Friday, November 23, 2012

"Flight"



 3 / 5 

Denzel Washington soars in Flight, which also boasts a horrifyingly intense, 15-minute sequence that depicts the last few minutes of a passenger jet.  On the strength of those two elements alone, it's worth your while -- but its last act brings it crashing to the ground, and much like that airliner itself, it's barely saved by Washington's extraordinary efforts.

About 20 years ago, director Peter Weir made Fearless, a fascinating, hypnotic, sometimes downright bizarre and frequently impenetrable film about the aftermath of a plane crash.  Though both movies boast some of the most white-knuckle airplane moments ever set to film, in all other regards, Flight is the anti-Fearless.  It's got nary a subtle or ambiguous moment.

Flight is directed by Robert Zemeckis, a director who has of late been more preoccupied with animation and digital motion-capture films, but whose previous movies like Forrest Gump and Cast Away provided world views that were hardly nuanced.  Flight is a bit more mature, but only a little, because it takes an extraordinarily complicated sequence and distills it to its simplest level: Flight is about a bad man who did a good thing, and now that good thing -- namely, piloting a doomed jet plane to relative safety -- could redeem his lost soul, if only he'd let it.

The movie mostly works, but like that airplane's faulty equipment, the screenplay makes everyone involved have to work that much harder to bring it all under control.  For instance, there's this setup, straight out of a Syd Field screenwriting manual: The airplane is plummeting on its back over Atlanta, and just happens to pass directly over the apartment building in which a pretty heroin addict (Kelly Reilly) lives.  Hours later, Reilly is in the hospital, heroic pilot Whip Whitaker is in the hospital and they meet-kinda-cute in the stairwell, where they're each sneaking a cigarette.  Out of nowhere, they're joined by a cancer patient who exists solely for the purpose of reminding them that they should Make Every Day Count.

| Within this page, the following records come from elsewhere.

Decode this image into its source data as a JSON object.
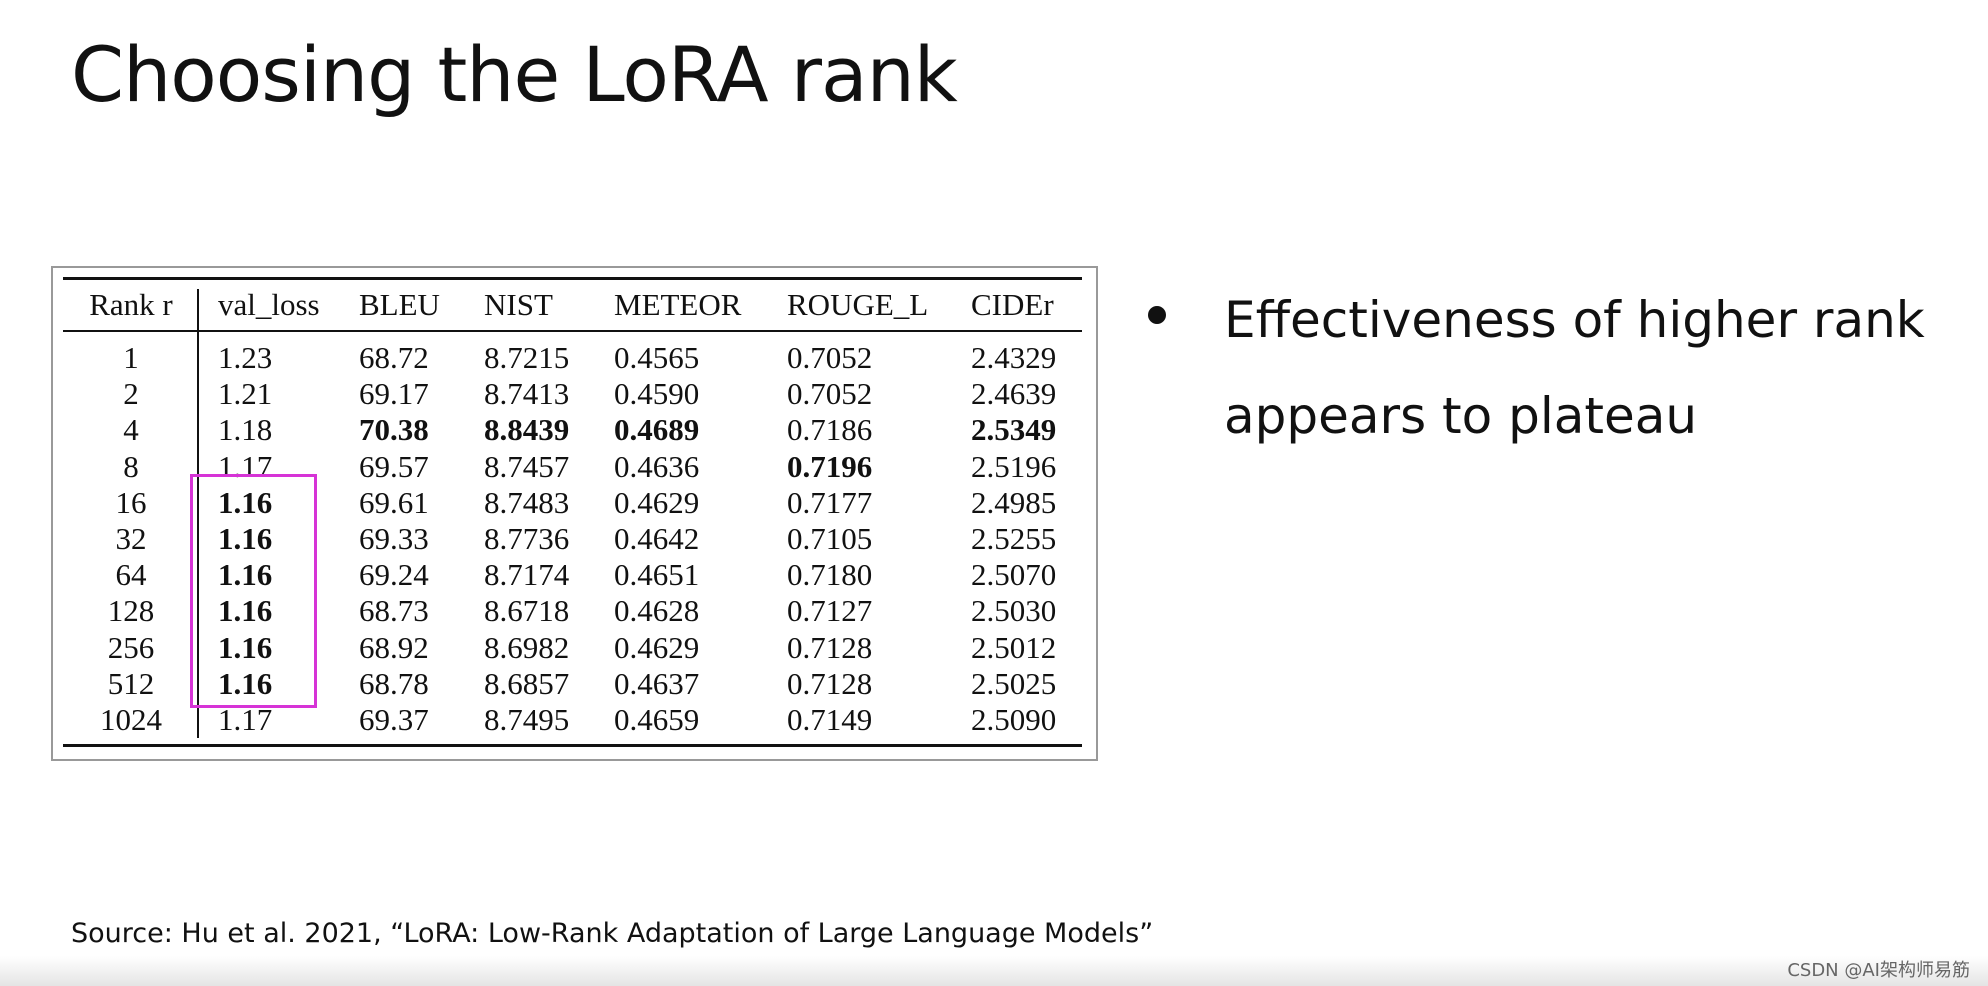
{
  "header": {
    "title": "Choosing the LoRA rank"
  },
  "table": {
    "columns": [
      "Rank r",
      "val_loss",
      "BLEU",
      "NIST",
      "METEOR",
      "ROUGE_L",
      "CIDEr"
    ],
    "rows": [
      [
        "1",
        "1.23",
        "68.72",
        "8.7215",
        "0.4565",
        "0.7052",
        "2.4329"
      ],
      [
        "2",
        "1.21",
        "69.17",
        "8.7413",
        "0.4590",
        "0.7052",
        "2.4639"
      ],
      [
        "4",
        "1.18",
        {
          "text": "70.38",
          "bold": true
        },
        {
          "text": "8.8439",
          "bold": true
        },
        {
          "text": "0.4689",
          "bold": true
        },
        "0.7186",
        {
          "text": "2.5349",
          "bold": true
        }
      ],
      [
        "8",
        "1.17",
        "69.57",
        "8.7457",
        "0.4636",
        {
          "text": "0.7196",
          "bold": true
        },
        "2.5196"
      ],
      [
        "16",
        {
          "text": "1.16",
          "bold": true
        },
        "69.61",
        "8.7483",
        "0.4629",
        "0.7177",
        "2.4985"
      ],
      [
        "32",
        {
          "text": "1.16",
          "bold": true
        },
        "69.33",
        "8.7736",
        "0.4642",
        "0.7105",
        "2.5255"
      ],
      [
        "64",
        {
          "text": "1.16",
          "bold": true
        },
        "69.24",
        "8.7174",
        "0.4651",
        "0.7180",
        "2.5070"
      ],
      [
        "128",
        {
          "text": "1.16",
          "bold": true
        },
        "68.73",
        "8.6718",
        "0.4628",
        "0.7127",
        "2.5030"
      ],
      [
        "256",
        {
          "text": "1.16",
          "bold": true
        },
        "68.92",
        "8.6982",
        "0.4629",
        "0.7128",
        "2.5012"
      ],
      [
        "512",
        {
          "text": "1.16",
          "bold": true
        },
        "68.78",
        "8.6857",
        "0.4637",
        "0.7128",
        "2.5025"
      ],
      [
        "1024",
        "1.17",
        "69.37",
        "8.7495",
        "0.4659",
        "0.7149",
        "2.5090"
      ]
    ]
  },
  "bullets": [
    "Effectiveness of higher rank appears to plateau"
  ],
  "source": "Source:  Hu et al. 2021, “LoRA: Low-Rank Adaptation of Large Language Models”",
  "watermark": "CSDN @AI架构师易筋"
}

It's this kind of pat simplicity that undermines the intensity and seriousness of the story at its core.  Later in the movie, as it heads into its Syd Field-approved Third Act, Flight relies on a deus ex machina plot contrivance so unbelievable it's hard to forgive.  Washington's character is a hardcore substance abuser, and much of the plot turns on whether anyone will discover just how drunk and high he was when he took to the skies that fateful morning.

It wouldn't be fair to reveal just what this out-of-the-blue plot machination is, but this is where a screenplay that has already taken the easy way out really cheats.  And it's where it became readily apparent that as much as Flight wants us to think it's about real people in real situations, it's just a screenplay contrived to fit a neatly prescribed formula.

(The movie also boasts one of the most shameless uses of thematic music imaginable: When Washington's drug dealer, played by jocular John Goodman, arrives on screen, his appearance is accompanied by The Rolling Stones' Sympathy for the Devil.  Get it?  Get it?)

Here's the problematic part: Much of Flight is really, really good.  It's clear that everyone involved wanted to make a serious movie that looked genuinely at a real issue.  The acting is exquisite, including Kelly Reilly as the beautiful heroin addict with whom Capt. Whitaker falls in love; Bruce Greenwood and Don Cheadle as investigators on Whitaker's side; and Tamara Tunie as a professional, caring flight attendant.

It has a stunning accident sequence that ranks among the best scenes of its kind ever put to film.  It's believable, it's riveting, it will make you think twice about getting on a plane.

Besides being impeccably crafted, it has that central performance by Washington that avoids any of the actor's customary haughtiness or technical hesitancy.  I've often found Washington to be an actor who unintentionally reminds the audience that he's Acting.  Not here.  He's natural, he's honest, he's stunning.

He carries that commanding presence through to his final two scenes, which showcase exactly what's wrong (and right) with Flight.  One of them is a monologue whose contents are impressively pedestrian.  The speech double-underlines every point the film has been trying to make, just so we don't forget the Capital-M Moral.  But, man, try taking your eyes off of Washington.  It's just not possible.

He alone elevates Flight just to the level that it's worth seeing; if only it had been able to match his lofty altitude.